そう決意し、意気揚々と二人で施設内に入った──のだが。
「ごめんなさい!」
館内に入ってすぐ、張景達の視界に映ったのは土下座するスイの姿だった。
「……え?」
「この度は、誠に申し訳ございませんでした!あ、英ちゃんはおはよう」
「いや、なんで?」
「……納得できないなら、スライディング土下座もできるぞ。雲中子に教えてもらった」
「ま、まずは顔を上げてください!他の人も見てるでしょ!」
通り過ぎる職員からの視線に居た堪れなくなり、無理矢理スイを起こす。スイは外見上は普段通りで──非常にしょぼくれた顔で、恐る恐る張景の様子を伺っているようだ。
「……これは、何に対しての謝罪なんですか?」
「なにって、骨折を黙ってたことに対してだけど……怒ってない?」
「……そういえばそうでしたね。え、そのためにここで待機してたんですか?」
「……」
無言で頷く。そのリアクションに若干の違和感を感じながら、張景は呆気に取られた。背後から徐英が背中を軽くつついてくれて我にかえる。気付くと、スイはかなり落ち込んでいる様子だった。

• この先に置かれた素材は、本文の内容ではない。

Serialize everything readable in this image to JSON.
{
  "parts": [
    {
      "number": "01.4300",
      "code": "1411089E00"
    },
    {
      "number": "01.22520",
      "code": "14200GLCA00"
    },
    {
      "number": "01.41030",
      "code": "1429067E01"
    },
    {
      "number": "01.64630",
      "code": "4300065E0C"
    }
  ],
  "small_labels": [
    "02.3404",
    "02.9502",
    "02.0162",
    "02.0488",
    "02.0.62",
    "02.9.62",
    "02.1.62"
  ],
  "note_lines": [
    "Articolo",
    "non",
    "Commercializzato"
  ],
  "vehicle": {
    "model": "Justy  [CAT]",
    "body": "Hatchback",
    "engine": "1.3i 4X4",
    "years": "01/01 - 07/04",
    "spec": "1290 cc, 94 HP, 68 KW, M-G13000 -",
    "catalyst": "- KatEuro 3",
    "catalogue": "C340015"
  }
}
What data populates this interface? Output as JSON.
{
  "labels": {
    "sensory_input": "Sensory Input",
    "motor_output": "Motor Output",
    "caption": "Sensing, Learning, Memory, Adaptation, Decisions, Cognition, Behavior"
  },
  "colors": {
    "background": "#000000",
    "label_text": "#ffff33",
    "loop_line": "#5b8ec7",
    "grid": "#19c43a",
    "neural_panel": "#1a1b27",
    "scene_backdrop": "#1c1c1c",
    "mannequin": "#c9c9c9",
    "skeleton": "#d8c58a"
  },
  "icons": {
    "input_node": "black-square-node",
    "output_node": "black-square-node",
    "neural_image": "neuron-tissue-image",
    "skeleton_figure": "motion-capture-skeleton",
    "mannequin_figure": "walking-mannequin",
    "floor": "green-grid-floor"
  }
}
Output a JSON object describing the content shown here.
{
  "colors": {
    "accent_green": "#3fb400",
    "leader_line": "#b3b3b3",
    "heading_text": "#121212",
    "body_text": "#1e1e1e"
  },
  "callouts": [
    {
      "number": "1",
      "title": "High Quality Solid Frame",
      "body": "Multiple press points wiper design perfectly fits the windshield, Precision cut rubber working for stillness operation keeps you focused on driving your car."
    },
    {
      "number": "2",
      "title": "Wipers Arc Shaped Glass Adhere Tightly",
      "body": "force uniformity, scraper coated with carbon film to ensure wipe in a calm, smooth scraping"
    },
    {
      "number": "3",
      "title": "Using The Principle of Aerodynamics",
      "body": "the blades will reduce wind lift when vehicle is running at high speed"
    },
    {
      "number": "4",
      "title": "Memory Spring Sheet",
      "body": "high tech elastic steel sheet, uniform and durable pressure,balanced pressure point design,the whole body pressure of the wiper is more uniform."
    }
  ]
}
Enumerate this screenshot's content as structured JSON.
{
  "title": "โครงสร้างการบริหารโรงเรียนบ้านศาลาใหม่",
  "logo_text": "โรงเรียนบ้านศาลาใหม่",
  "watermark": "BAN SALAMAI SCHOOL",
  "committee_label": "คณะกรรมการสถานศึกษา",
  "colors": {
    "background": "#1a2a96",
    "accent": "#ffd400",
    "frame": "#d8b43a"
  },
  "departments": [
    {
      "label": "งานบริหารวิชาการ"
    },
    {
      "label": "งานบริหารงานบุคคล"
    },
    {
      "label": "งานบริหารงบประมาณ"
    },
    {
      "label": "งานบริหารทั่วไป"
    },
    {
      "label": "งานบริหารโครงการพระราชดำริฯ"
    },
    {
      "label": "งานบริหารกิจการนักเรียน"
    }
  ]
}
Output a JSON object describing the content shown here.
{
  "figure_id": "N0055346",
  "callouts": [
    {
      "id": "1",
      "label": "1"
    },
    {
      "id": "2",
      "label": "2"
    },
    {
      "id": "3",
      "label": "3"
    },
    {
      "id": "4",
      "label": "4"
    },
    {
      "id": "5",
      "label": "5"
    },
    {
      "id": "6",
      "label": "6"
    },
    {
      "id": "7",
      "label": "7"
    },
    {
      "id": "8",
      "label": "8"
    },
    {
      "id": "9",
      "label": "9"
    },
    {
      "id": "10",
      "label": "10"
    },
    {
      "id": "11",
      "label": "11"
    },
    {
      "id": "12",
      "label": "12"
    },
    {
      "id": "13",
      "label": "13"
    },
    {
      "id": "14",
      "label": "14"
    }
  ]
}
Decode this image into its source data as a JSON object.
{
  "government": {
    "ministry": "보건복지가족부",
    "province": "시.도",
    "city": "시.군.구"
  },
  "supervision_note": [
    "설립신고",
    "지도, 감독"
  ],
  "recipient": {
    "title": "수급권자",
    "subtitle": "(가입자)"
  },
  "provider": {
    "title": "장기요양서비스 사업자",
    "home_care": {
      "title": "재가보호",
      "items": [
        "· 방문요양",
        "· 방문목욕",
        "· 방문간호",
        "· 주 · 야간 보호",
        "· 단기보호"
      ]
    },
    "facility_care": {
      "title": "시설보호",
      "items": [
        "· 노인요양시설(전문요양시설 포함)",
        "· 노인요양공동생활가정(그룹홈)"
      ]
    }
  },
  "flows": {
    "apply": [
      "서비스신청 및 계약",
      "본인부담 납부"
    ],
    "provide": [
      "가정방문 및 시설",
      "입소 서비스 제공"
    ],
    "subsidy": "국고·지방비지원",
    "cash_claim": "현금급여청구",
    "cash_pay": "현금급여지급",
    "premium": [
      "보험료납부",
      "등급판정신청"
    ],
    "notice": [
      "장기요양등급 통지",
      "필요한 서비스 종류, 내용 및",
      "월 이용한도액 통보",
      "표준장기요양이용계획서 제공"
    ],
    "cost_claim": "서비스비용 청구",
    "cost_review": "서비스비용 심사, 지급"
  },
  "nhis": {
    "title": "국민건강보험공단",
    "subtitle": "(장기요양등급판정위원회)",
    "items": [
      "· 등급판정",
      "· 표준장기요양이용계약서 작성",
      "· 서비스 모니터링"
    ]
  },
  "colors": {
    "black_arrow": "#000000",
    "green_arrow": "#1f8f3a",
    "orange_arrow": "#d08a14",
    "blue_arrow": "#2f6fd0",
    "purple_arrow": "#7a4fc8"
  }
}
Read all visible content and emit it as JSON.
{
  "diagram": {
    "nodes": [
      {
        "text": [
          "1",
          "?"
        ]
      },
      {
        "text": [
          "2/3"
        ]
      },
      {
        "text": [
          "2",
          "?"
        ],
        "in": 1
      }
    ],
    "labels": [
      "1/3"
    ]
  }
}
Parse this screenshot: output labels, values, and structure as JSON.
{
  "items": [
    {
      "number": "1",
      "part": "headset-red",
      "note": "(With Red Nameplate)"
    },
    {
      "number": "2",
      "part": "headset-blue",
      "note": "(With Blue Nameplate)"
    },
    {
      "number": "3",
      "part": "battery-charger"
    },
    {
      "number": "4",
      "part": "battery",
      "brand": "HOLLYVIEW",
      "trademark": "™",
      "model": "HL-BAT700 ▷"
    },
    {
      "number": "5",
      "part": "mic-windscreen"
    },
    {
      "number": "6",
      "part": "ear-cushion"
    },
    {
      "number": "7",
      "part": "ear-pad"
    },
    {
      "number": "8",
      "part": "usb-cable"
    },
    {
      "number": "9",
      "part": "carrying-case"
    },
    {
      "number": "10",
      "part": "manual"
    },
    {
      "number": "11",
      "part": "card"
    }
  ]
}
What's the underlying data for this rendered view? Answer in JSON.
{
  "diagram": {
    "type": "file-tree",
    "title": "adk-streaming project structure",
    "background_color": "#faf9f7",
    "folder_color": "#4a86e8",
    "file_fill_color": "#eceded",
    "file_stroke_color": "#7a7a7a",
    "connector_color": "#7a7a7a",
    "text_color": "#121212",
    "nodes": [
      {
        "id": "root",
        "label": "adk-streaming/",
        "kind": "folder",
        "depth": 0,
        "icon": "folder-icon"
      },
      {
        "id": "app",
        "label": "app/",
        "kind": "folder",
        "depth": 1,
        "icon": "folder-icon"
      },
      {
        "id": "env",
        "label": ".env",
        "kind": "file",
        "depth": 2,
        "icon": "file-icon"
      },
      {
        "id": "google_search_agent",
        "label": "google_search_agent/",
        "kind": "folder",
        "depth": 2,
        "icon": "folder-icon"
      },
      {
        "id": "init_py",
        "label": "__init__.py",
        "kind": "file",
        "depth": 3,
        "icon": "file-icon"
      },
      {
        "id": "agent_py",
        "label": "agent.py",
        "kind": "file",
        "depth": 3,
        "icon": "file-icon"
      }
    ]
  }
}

「もう、怒っていませんから。それに先日の件は兄さんのせいではありません」
「ウッ」
「いい加減慣れてください。……分館の事件だって、兄さんのせいだなんて微塵も思っていませんよ。信じてくれますか?」
「……それは、もちろん。だけど」
スイがなにかを言いかけたが、背後の時計がチコチコと音を鳴らす。朝のミーティング五分前の合図だ。スイは、はっと顔を上げていつもの笑顔を見せると、
「あ、遅刻しちゃうな。ごめん、引き留めて。オレが言いたかったのはそれだけ。じゃ、仕事頑張って!」
「あっ……」
張景は声をかけようとしたが、それより早くスイはどこかへ走り去ってしまった。
後ろ髪を引かれる思いだったが、仕方なく張景と徐英は更衣室へと急いだのだが──。
この日から、彼の暴走は始まったのである。